Washington football coach Ron Rivera went off the bleeping deep end against vaccine skeptics earlier this week. In a Sports Illustrated feature story, he charged that “f------ a-------" are “leading people to die.”
In the understatement of the week, SI writer Albert Breer wrote Rivera has found his voice “in a way he hadn’t used it before,” and “he believes it’s for the better.” Rivera is speaking out about COVID-19 and vaccines because he is a cancer survivor and that’s making him a public health advocate.
Bluntly and coarsely speaking, Rivera described a conversation with one of his players that led him to react:
“Gen Z is relying on this (holding up his cell phone). And you got some, quite frankly, f------ a-------, that are putting a bunch of misinformation out there, leading people to die. That’s frustrating to me, that these people are allowed to have a platform. And then, one specific news agency, every time they have someone on, I’m not a doctor, but the vaccines don’t work. Or, I’m not an epidemiologist, but vaccines are going to give you a third nipple and make you sterile. Come on. That, to me? That should not be allowed.”

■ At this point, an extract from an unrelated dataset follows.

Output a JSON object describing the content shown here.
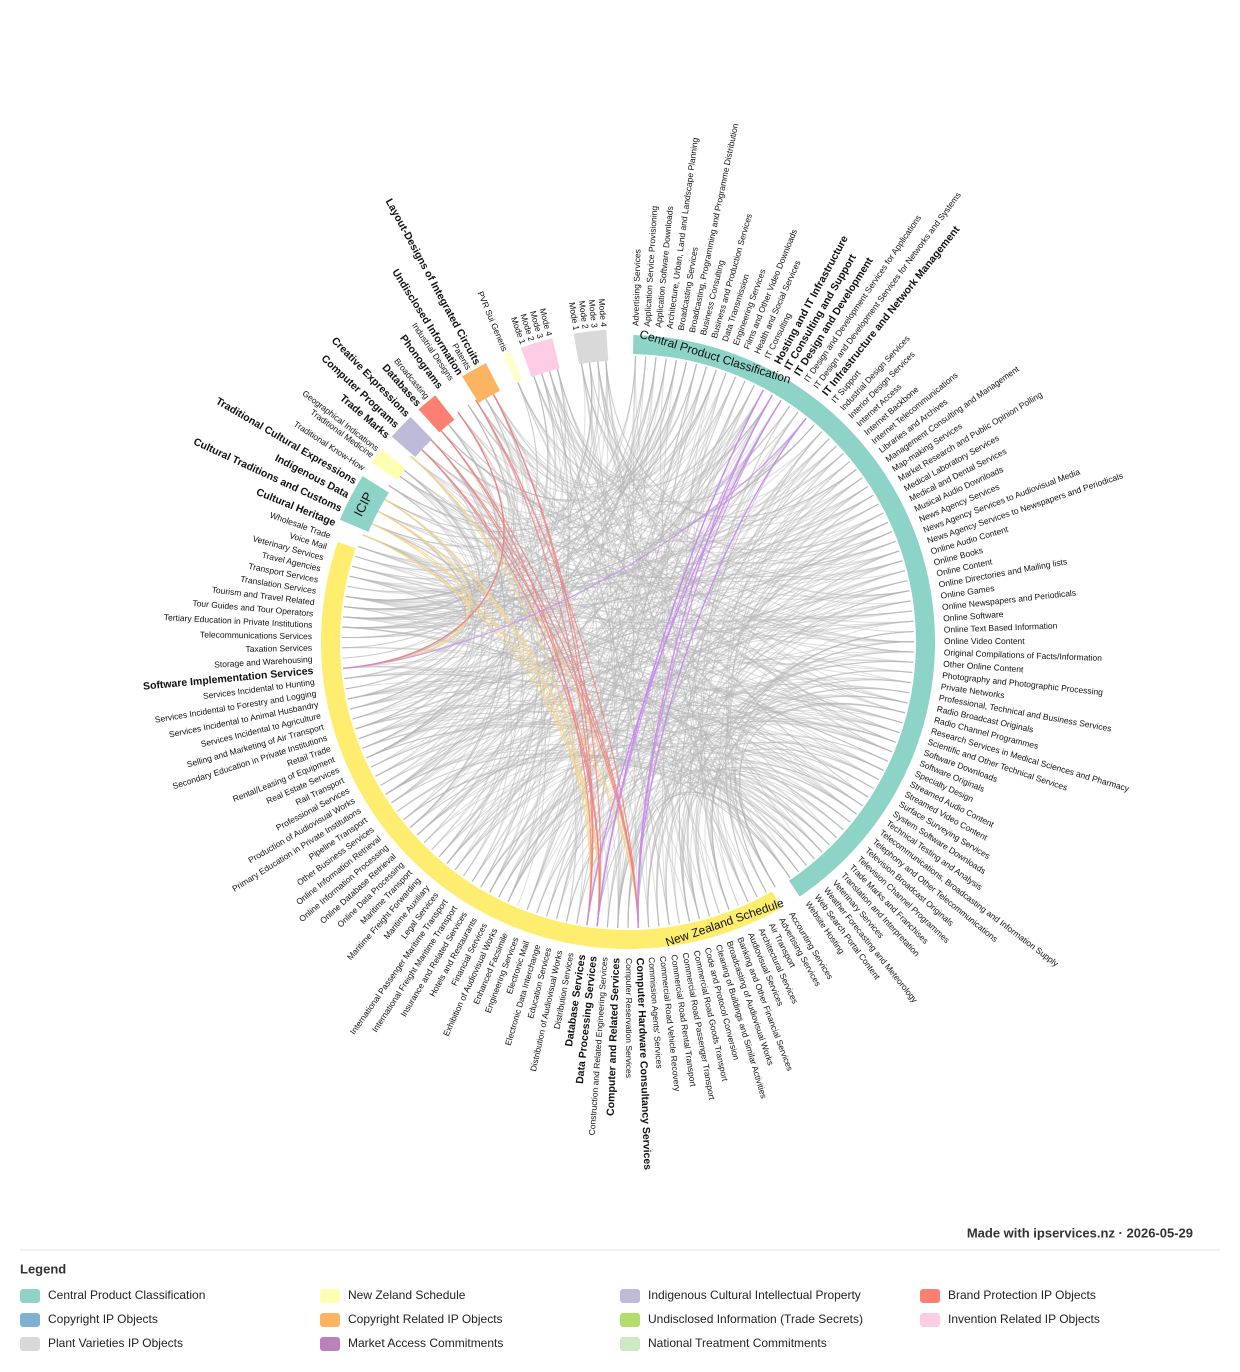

Rivera did not help his argument for vaccines when he said: “I know I’m vaccinated, and I know it’s going to keep me from getting deathly ill, but I can still get it. And who knows? So I have to be careful.”
Despite a U.S. healthcare system “that’s broken,” there’s enough “positive science” out there, Rivera rambled on in advocating for vaccines.
Neither Breer’s story or Rivera’s rant included the facts that the vaccines are not yet fully FDA approved and there are plenty of tragic reaction stories. Nor did the pro-choice argument we hear bandied about with regard to abortion come into play. Aren’t people’s health care decisions private matters between them and their doctor? Not when it comes to COVID-19 vaccine discussions.
The NFL has instituted harsh penalties (the threat of fines and forfeitures) for unvaccinated players and their teams for the 2021 season.